Very unusually, CBS's Katie Couric promised a look Thursday night at "how runaway government spending has exploded the national debt," but between that segment and her show's lead story, an "exclusive" interview with debt commission co-chairmen Erskine Bowles and Alan Simpson, Couric illustrated how she and the media are an impediment to rational spending decisions since they paint any decision to not spend more in terms of how that will hurt people. To wit, she despaired:

Also in Washington today, House Republicans blocked a further extension of jobless benefits set to expire on November 30th. If Congress doesn't act, two million Americans will stop receiving benefit checks during the holidays. That would be devastating to a place like Elkhart, Indiana. It had one of the nation's highest unemployment rates when Seth Doane first visited there two years ago and it is only now just starting to recover.
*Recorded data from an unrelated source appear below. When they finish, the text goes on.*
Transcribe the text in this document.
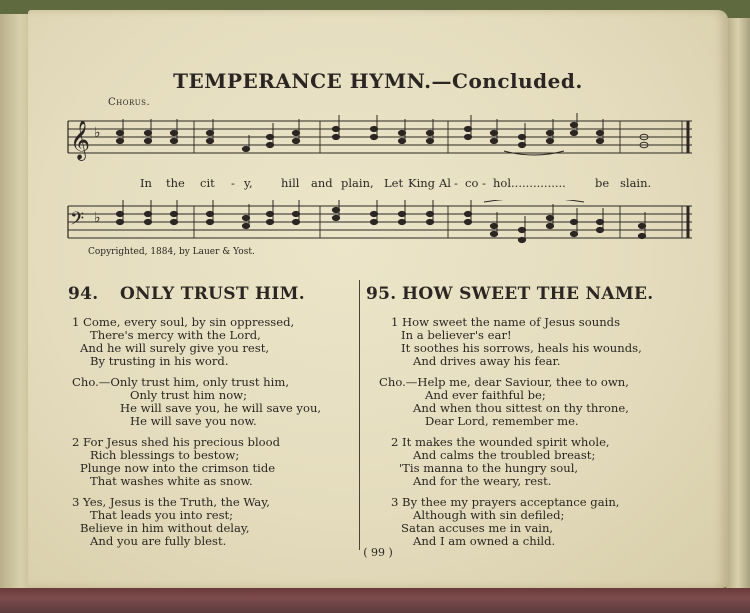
TEMPERANCE HYMN.—Concluded.
Chorus.
𝄞 ♭
In the cit - y, hill and plain, Let King Al - co - hol...............	be slain.
𝄢 ♭
Copyrighted, 1884, by Lauer & Yost.
94. ONLY TRUST HIM.	95. HOW SWEET THE NAME.
1 Come, every soul, by sin oppressed,
There's mercy with the Lord,
And he will surely give you rest,
By trusting in his word.
Cho.—Only trust him, only trust him,
Only trust him now;
He will save you, he will save you,
He will save you now.
2 For Jesus shed his precious blood
Rich blessings to bestow;
Plunge now into the crimson tide
That washes white as snow.
3 Yes, Jesus is the Truth, the Way,
That leads you into rest;
Believe in him without delay,
And you are fully blest.
1 How sweet the name of Jesus sounds
In a believer's ear!
It soothes his sorrows, heals his wounds,
And drives away his fear.
Cho.—Help me, dear Saviour, thee to own,
And ever faithful be;
And when thou sittest on thy throne,
Dear Lord, remember me.
2 It makes the wounded spirit whole,
And calms the troubled breast;
'Tis manna to the hungry soul,
And for the weary, rest.
3 By thee my prayers acceptance gain,
Although with sin defiled;
Satan accuses me in vain,
And I am owned a child.
( 99 )
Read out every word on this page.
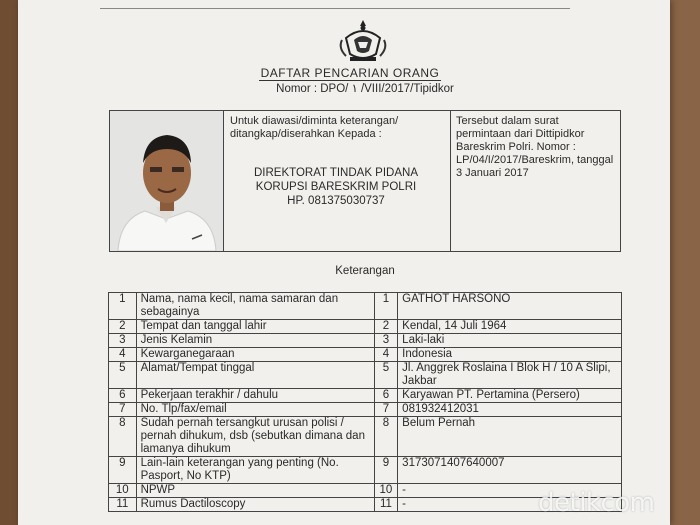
DAFTAR PENCARIAN ORANG
Nomor : DPO/ ١ /VIII/2017/Tipidkor
Untuk diawasi/diminta keterangan/ ditangkap/diserahkan Kepada :
DIREKTORAT TINDAK PIDANA
KORUPSI BARESKRIM POLRI
HP. 081375030737
Tersebut dalam surat permintaan dari Dittipidkor Bareskrim Polri. Nomor : LP/04/I/2017/Bareskrim, tanggal 3 Januari 2017
Keterangan
1	Nama, nama kecil, nama samaran dan sebagainya	1	GATHOT HARSONO
2	Tempat dan tanggal lahir	2	Kendal, 14 Juli 1964
3	Jenis Kelamin	3	Laki-laki
4	Kewarganegaraan	4	Indonesia
5	Alamat/Tempat tinggal	5	Jl. Anggrek Roslaina I Blok H / 10 A Slipi, Jakbar
6	Pekerjaan terakhir / dahulu	6	Karyawan PT. Pertamina (Persero)
7	No. Tlp/fax/email	7	081932412031
8	Sudah pernah tersangkut urusan polisi / pernah dihukum, dsb (sebutkan dimana dan lamanya dihukum	8	Belum Pernah
9	Lain-lain keterangan yang penting (No. Pasport, No KTP)	9	3173071407640007
10	NPWP	10	-
11	Rumus Dactiloscopy	11	-	detikcom
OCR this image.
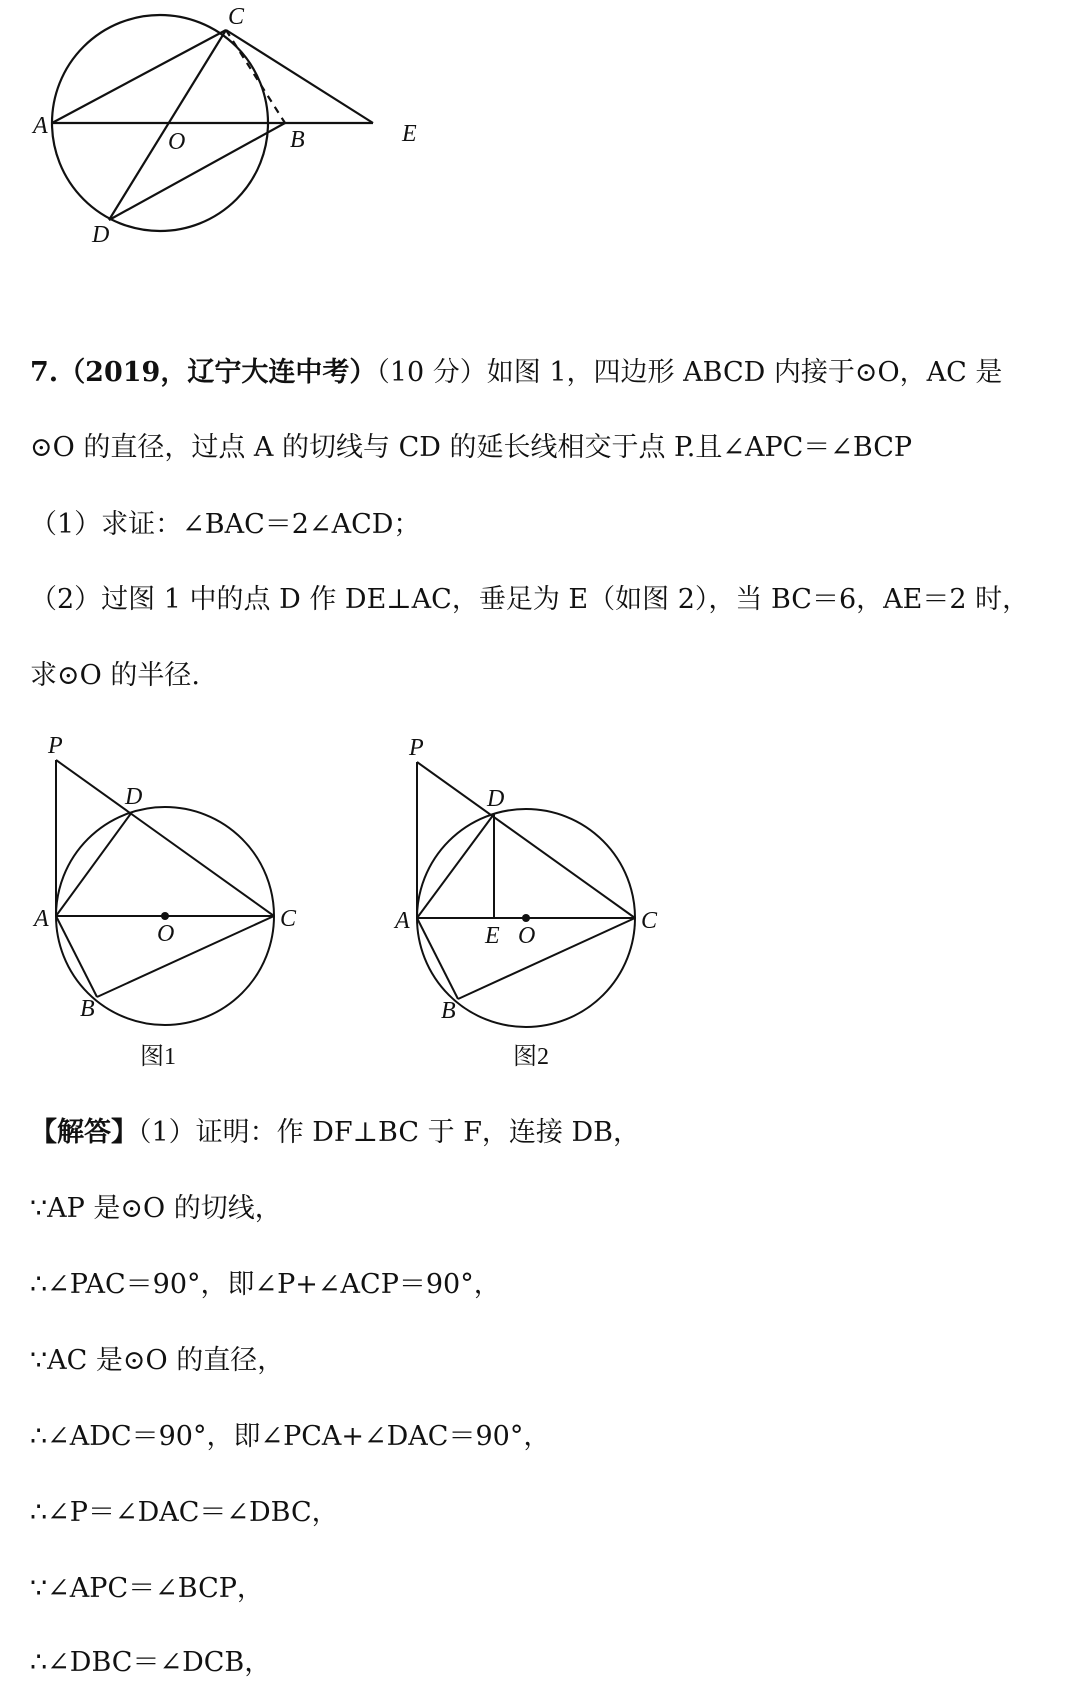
C
A
O	B	E
D
7.（2019，辽宁大连中考）（10 分）如图 1，四边形 ABCD 内接于⊙O，AC 是
⊙O 的直径，过点 A 的切线与 CD 的延长线相交于点 P.且∠APC＝∠BCP
（1）求证：∠BAC＝2∠ACD；
（2）过图 1 中的点 D 作 DE⊥AC，垂足为 E（如图 2），当 BC＝6，AE＝2 时，
求⊙O 的半径.
P
D
A
O
C
B
图1
P
D
A
E O
C
B
图2
【解答】（1）证明：作 DF⊥BC 于 F，连接 DB，
∵AP 是⊙O 的切线，
∴∠PAC＝90°，即∠P+∠ACP＝90°，
∵AC 是⊙O 的直径，
∴∠ADC＝90°，即∠PCA+∠DAC＝90°，
∴∠P＝∠DAC＝∠DBC，
∵∠APC＝∠BCP，
∴∠DBC＝∠DCB，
Deep in his empathetic piece, Doane noted: "These benefits can last up to 99 weeks. That's nearly three months longer than any time in U.S. history. They now cost the country nearly $224 billion a year."

Last year, instead of denouncing ObamaCare for its massive new spending which will explode the deficit, Couric ludicrously touted it as a cost-reducer:

"The price tag certified," Couric trumpeted in teasing the CBS Evening News before leading with how the CBO "put out a report that may help win over some Democrats," reciting: "It says the plan, which would cost $940 billion over 10 years, would reduce the deficit over that same period by $138 billion." She then cited a claim CBO didn't make: "It would cut the deficit over 20 years by more than $1 trillion."

In 2009, Couric championed passage of the "stimulus" spending bill by giggling along with Nancy Pelosi (posted with video):

Katie Couric teased Wednesday's CBS Evening News by excitingly trumpeting: "Tonight, they've got a deal! Congress reaches agreement on an economic stimulus plan." She soon shared her enthusiasm in a taped interview with a triumphant House Speaker Nancy Pelosi as Couric giggled along with Pelosi while asking if she was "surprised how intimately involved" President Obama "is in the whole process?" And, acting like a teenage girl gossiping about a friend's boyfriend, "Can you tell us anything he said to you, like 'get cracking'?